Alert and more familiar in their surroundings, they found the daily search for food to be easier as well. Fruit-bearing plants had become recognizable, and their skill as hunters was growing. Oliver proved an apt teacher. Sometimes he would disappear for a day or two and reappear with game, but at other times he would take one of the party with him and patiently point out animal sign, demonstrate a quiet stalking, or bring down prey with a well-aimed throwing stick or rock. He taught his new companions to follow the tracks of the sluggish blue-tongued lizard- an easy kill- and to recognize wild onion, bush cucumber, and pigweed seed. Oliver carried nothing but what he wore, picking up and discarding sticks, rocks, or scrap to use as tools when he needed. He seemed not only to understand animals but to be half animal himself, and his wild, casual freedom struck the others as both enviable and disturbing. Is this what they could become?
With the absence of seasonings, their mouths were becoming sensitive to a more subtle palate. They found they could take more pleasure in the dribble of a fruit's juice, the smoky energy of cooked meat, or the chewy nuttiness of roasted seeds. They never had enough to feast- they'd gotten used to, in fact, a daily rhythm of hunger pangs before the evening meal, something almost entirely unfamiliar in their lives back home- but they were finding enough food to live on and keep moving. After a rain they hunted for yalka bulbs, roasting them to release their nutty flavor. They dreamed of richer foods, of course- sugar! — but subsisted on what they had.
Raven, who had expected to escape this experience and who instead had been forced to share it, remained stiff with the others. She was both the potential means to escape and a representative of the system that had stuck them in Australia, and their feelings toward her were confused. She was angry at Daniel for making a hard situation more difficult by losing the activator, worrying aloud that Rugard could still hunt them down before they could get back. Yet she also seemed to adapt to the wild with relative ease, suggesting her attitude in the tunnels had not been entirely an act. She was not squeamish about killing and cleaning game, displayed endurance, and had an emotional resiliency that warded off despair. Daniel tried to joke about their plight one evening.
"I've had to check into hell, throw away the activator, and walk a thousand miles to get another date with you, Raven. You seem to be doing quite well." He was watching her skin and cook a rabbit, the smoke and roasting meat mingling with the scent of eucalyptus. He felt strangely content. The convicts had been left behind, tomorrow was simply tomorrow, and life was no longer a set of deadlines and meetings and pressures. Did she feel what he felt?
She looked at him skeptically. "When I told you I was a cheap date, this isn't exactly what I had in mind."
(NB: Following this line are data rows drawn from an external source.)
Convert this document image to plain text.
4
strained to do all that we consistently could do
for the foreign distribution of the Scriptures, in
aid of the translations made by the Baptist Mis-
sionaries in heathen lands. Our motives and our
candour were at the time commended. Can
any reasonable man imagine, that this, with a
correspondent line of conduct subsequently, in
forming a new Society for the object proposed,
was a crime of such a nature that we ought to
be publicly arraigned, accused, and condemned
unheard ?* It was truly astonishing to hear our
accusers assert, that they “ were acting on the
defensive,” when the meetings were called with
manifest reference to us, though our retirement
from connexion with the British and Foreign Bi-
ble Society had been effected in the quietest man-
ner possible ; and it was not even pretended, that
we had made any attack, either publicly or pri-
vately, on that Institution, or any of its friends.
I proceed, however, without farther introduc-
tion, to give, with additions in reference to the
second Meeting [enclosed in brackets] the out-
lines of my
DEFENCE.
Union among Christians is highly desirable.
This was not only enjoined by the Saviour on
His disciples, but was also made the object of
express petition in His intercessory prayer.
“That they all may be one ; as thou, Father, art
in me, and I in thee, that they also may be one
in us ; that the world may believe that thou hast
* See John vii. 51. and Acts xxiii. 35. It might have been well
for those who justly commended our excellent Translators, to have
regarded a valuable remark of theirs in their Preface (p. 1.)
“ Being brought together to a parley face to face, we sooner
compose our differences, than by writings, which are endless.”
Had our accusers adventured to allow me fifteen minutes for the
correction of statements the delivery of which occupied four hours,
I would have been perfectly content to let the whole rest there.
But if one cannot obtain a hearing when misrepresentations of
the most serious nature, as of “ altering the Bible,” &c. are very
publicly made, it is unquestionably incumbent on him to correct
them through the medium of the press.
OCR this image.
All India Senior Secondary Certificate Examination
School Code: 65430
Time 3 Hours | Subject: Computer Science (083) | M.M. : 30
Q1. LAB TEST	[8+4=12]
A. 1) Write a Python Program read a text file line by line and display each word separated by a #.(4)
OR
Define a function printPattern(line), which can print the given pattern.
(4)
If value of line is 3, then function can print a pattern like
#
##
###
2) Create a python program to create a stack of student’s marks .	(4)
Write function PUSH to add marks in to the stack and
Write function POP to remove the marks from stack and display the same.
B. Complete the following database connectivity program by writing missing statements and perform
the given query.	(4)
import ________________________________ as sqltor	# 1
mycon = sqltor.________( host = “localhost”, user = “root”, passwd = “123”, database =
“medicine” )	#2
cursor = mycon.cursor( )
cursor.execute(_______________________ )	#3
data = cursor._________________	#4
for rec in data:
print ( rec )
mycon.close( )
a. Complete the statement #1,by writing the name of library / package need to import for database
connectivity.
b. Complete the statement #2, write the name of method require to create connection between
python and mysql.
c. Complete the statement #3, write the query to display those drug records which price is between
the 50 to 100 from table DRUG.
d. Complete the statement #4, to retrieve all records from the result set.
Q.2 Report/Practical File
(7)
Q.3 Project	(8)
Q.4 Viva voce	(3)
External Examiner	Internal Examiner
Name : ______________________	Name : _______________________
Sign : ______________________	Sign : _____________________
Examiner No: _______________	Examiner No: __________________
"It isn't so bad though, is it? Isn't this the kind of freedom we talked about in the tunnels?"
She sat back on her haunches, using a forearm to brush her hair out of her eyes. "I never said it was bad. That's why I wasn't very guilty about sending people here. But this is a fantasy land, Daniel. This is recess. Our little party has hundreds of square miles to live on because we're the only people here, but Australia can't work for the rest of the planet. The only thing that can work for so many billions of people is obedience. The only thing that can work is United Corporations." She looked out across the dusky desert. "It's best that most people never see this. It would only confuse them."